Campbell's two rivals for the Republican nomination — former eBay CEO Meg Whitman and another tech entrepreneur, Steve Poizner, currently California's insurance commissioner — are rich. Campbell is a professor. Whoever wins the nomination, he says, will quickly become flush with funds. Yes, but you cannot steal first base in politics either. How can he be nominated?


Like this, he says: Gray Davis, a professional politician of modest means, won the Democratic nomination in 1998 when two rich opponents nullified each other with media bombardments. Republicans are a shriveling tribe: Their registration is at a record low 31.1 percent, and they do not have a majority of registered voters in any of California's 53 congressional districts. Democrats have a registration majority in 20 districts, and a statewide registration advantage of more than 2 million and growing. But the fastest-growing cohort of voters are independents who can vote in either party's primary. Campbell believes he is energizing them inexpensively by buying lists of likely voters (who have voted in four of the last five elections), inviting 150,000 to call in to an enormous conference call, and discussing issues for 90 minutes with the 20,000 who do.

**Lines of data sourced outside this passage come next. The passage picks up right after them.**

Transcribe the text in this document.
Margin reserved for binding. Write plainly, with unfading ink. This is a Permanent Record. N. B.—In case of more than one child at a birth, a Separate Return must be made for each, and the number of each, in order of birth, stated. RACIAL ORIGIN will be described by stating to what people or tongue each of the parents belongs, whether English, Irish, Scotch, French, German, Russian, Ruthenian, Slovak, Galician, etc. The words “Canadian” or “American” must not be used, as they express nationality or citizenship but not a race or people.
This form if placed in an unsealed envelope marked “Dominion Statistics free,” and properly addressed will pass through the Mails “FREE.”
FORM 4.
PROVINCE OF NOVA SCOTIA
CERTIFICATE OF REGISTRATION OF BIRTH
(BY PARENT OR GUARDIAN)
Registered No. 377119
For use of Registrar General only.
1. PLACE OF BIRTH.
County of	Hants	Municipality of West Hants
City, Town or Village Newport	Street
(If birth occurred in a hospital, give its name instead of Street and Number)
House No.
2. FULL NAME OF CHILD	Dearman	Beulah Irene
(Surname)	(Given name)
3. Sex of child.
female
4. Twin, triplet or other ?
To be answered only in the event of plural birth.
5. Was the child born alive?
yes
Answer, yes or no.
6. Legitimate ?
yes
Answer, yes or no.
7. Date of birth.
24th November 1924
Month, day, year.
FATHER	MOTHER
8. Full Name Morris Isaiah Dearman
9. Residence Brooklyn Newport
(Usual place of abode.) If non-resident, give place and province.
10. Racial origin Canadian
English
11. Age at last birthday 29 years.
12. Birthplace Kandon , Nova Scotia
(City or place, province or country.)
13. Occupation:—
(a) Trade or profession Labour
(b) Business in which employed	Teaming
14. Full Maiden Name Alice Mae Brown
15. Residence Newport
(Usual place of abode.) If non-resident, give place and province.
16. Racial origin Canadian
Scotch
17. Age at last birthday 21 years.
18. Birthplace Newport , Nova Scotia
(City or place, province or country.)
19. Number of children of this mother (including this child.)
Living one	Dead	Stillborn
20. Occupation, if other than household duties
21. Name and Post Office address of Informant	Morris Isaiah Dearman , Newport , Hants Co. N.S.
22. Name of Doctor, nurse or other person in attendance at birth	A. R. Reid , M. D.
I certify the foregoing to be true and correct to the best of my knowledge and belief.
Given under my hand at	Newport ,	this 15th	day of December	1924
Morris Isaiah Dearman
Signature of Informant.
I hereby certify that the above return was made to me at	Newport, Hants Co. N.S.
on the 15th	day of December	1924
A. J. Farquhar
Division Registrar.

If nominated, Campbell will face either the once-exotic but still canny Jerry Brown, who will be 72 and perhaps familiar to a fault, or Gavin Newsom, 41, San Francisco's dashing and evidently delusional mayor whose campaign suggests that the bankrupt state's biggest problem is its denial of same-sex marriage. If Campbell is nominated, he can win, but if Californians were sufficiently rational to nominate him, their state would not be shambolic.